第7話
ヘリに乗っているマイケルとミリーの目に、異様な光景が映る。
「ああ神様……貴方は何をお造りになったのか」
「あんなものが主の造形物なわけないでしょう!?」
ロサンゼルスを巨大な怪物達が蹂躙している。
無数のピラニアシャークとデストロイモルモット、そして巨大なゾンビが街中でぶつかり合う光景など誰も信じたくない。

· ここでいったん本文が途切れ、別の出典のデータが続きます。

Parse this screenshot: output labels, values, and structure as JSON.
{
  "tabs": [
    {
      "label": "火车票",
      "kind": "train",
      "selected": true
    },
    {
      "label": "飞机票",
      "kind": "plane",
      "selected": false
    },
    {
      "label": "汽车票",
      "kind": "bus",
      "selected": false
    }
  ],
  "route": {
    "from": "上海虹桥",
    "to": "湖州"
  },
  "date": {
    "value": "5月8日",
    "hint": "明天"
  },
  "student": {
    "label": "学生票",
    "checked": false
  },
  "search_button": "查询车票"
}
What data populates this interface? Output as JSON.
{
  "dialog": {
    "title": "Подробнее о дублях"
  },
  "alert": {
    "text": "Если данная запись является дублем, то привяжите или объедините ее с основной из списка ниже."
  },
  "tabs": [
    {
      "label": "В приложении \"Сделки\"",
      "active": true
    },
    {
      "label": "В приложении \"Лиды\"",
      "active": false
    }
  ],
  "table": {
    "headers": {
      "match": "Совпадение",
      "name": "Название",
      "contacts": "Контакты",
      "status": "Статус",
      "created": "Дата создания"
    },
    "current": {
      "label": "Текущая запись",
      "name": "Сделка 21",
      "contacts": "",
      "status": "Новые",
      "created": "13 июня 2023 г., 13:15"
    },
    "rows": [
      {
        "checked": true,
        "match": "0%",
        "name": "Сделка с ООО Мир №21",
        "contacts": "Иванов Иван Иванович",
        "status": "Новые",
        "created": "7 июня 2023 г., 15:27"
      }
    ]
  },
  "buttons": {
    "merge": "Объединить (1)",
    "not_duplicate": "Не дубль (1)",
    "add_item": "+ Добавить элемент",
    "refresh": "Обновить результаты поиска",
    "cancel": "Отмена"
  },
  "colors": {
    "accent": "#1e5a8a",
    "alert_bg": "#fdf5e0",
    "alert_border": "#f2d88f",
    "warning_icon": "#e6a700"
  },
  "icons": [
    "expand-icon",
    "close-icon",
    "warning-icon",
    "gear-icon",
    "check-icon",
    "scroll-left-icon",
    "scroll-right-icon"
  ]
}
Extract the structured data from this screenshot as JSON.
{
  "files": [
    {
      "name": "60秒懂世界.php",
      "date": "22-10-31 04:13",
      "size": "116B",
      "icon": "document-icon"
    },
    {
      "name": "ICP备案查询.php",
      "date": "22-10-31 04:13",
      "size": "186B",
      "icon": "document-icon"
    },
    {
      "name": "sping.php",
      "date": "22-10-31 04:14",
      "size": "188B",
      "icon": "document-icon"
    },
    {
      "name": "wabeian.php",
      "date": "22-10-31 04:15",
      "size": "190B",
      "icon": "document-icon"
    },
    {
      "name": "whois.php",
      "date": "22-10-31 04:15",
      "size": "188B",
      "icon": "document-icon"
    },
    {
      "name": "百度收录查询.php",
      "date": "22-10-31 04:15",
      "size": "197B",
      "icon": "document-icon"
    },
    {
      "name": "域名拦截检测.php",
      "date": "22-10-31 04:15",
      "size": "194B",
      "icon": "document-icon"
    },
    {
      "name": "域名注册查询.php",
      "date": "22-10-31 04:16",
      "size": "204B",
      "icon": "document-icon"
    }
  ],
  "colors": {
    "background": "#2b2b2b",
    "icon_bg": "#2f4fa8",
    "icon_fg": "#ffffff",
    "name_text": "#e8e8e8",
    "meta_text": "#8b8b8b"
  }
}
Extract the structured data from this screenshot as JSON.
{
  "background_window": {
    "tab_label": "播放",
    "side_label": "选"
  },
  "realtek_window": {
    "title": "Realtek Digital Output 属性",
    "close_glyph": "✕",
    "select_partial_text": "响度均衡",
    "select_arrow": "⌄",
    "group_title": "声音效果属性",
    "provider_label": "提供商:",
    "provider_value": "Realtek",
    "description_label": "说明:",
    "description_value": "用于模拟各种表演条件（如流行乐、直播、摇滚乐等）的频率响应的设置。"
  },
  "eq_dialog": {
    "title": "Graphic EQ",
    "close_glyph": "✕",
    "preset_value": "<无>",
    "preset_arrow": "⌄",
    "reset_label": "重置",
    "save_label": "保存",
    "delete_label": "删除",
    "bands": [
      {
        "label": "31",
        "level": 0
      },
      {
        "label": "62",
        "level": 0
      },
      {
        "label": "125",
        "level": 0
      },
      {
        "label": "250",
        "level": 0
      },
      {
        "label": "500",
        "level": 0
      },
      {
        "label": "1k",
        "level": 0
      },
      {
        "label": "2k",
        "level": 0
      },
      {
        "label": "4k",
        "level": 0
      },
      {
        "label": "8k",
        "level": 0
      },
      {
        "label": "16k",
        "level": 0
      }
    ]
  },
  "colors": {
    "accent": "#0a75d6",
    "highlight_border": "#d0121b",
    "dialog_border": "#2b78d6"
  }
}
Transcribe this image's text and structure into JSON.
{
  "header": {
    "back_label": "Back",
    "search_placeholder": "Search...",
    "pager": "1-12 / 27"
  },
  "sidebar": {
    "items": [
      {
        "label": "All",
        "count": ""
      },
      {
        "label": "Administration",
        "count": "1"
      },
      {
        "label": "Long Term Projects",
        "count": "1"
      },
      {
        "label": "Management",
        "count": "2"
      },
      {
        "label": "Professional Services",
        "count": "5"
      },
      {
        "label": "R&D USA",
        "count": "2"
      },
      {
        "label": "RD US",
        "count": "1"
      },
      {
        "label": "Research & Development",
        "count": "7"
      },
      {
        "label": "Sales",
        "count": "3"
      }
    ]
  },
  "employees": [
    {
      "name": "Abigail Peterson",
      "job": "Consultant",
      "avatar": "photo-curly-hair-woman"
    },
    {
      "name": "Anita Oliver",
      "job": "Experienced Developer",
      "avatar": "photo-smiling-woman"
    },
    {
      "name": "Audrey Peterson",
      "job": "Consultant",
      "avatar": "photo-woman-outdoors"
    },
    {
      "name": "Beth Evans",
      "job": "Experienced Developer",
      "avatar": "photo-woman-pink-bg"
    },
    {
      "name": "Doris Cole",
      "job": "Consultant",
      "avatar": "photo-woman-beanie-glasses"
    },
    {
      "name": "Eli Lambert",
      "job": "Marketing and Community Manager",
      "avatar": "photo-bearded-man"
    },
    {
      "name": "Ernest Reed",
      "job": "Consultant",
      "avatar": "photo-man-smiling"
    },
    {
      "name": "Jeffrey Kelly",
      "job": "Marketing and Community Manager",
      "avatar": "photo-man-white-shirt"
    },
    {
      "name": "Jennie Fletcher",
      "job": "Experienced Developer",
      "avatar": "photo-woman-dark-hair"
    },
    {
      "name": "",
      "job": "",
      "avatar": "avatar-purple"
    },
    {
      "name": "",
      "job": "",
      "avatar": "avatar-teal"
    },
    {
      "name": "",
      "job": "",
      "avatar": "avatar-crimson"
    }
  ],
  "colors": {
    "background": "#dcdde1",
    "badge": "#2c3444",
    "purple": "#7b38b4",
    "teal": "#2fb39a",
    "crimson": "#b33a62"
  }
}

ビルはまるでウエハースのように半ばでへし折れ、車がトミカのように吹き飛んでいく。
街からはおおよそ3kmは離れているであろうが、それでもヘリのモーター音以上に彼ら怪物達の咆哮の方がうるさい。
「ん? 通信が復旧したぞ……離れろ?」
ヘリのパイロットがそう呟いた瞬間。街の方で凄まじい爆音が響いた。
「何か爆発したぞ! 離れろ!」
マイケルが街を見れば、そこには青い閃光と共に立ち上るきのこ雲があった。
「ピラニアシャークの攻撃だ! 爆風に巻き込まれる!」
「退避! 退避ィッ!!」
言っている間に、ヘリは衝撃波によって激しく揺れる。缶詰めにぶちこまれてバットでフルスイングされたかのような衝撃。マイケル達は近くにあるものを死にものぐるいで掴むしかなかった。
「うわぁぁぁぁぁぁぁっ!!」
「テッドぉおおおおおおおおおおッ!!」
ドアガンナーとして乗っていた兵士が1人、暗闇の中へと消えていった。
「うわっ! 前からビームが!」
「退避!」
ピラニアシャークがヘリの存在に気がついたのだろう。こちらに向かって、ピラニアシャークのビームが放たれた。
「急げ急げ急げ急げ急げ!!」
ヘリは回頭し、その場から全速力で退避していく。
ロサンゼルスは火の海と化していた。
「キェェェェェェェェェェイェェェェェェッ!!」
「ア゛ア゛ア゛ア゛ア゛ア゛ア゛ア゛ア゛ッ!!」
「ゴガアァァァァァッ!!」
ピラニアシャーク達は目に映るもの全てが敵と言わんばかりにビームを放ち、デストロイモルモットとゾンビは咆哮をあげながらひたすらピラニアシャークに噛みついて地面に叩きつける。
ロサンゼルスに住む人間達は急いで逃げようとしたが、当然間に合うわけもなかった。
「ああ、神様……」
1人の男は瓦礫の山となった街の中で目を覚ました。辺りをキョロキョロと見回せばビルの二階から上が消し飛んでいる。
「これが俺を守ってくれたのか。ありがてぇ」
だがもう生きる望みは薄い。かの怪物達は未だ街中を暴れまわっている。
「お?」
そんな中だ。男は倒れた移動式スタンドを目にした。ホットドッグを売っていたところだ。
「女房は身体に悪いからやめろだの抜かしやがったっけな」
200kgを超える彼。見ればパンにソーセージ、その他マスタードなどがまだスタンドに残っている。男は吸い寄せられるように近づいた。
「こんなものを今まで身体に悪いなんて言ってたのか。アホらしい」
パンを開き、ソーセージを入れ、チリと刻んだタマネギを散らす。あとはそばに落ちていた缶のコーラを開ければ、アメリカのご機嫌な夜食だ。
「これぞアメリカ」
ホットドッグを口一杯に頬張り口の回りをケチャップまみれにしながら、それをコーラで流し込む。
「まさに天にも昇る味ってヤツだ。そうだろ?」
男が振り向くと、青い閃光が迫ってきていた。方眉を上げニヒルな笑みを浮かべコーラを飲みながら彼は閃光と共に消えていった。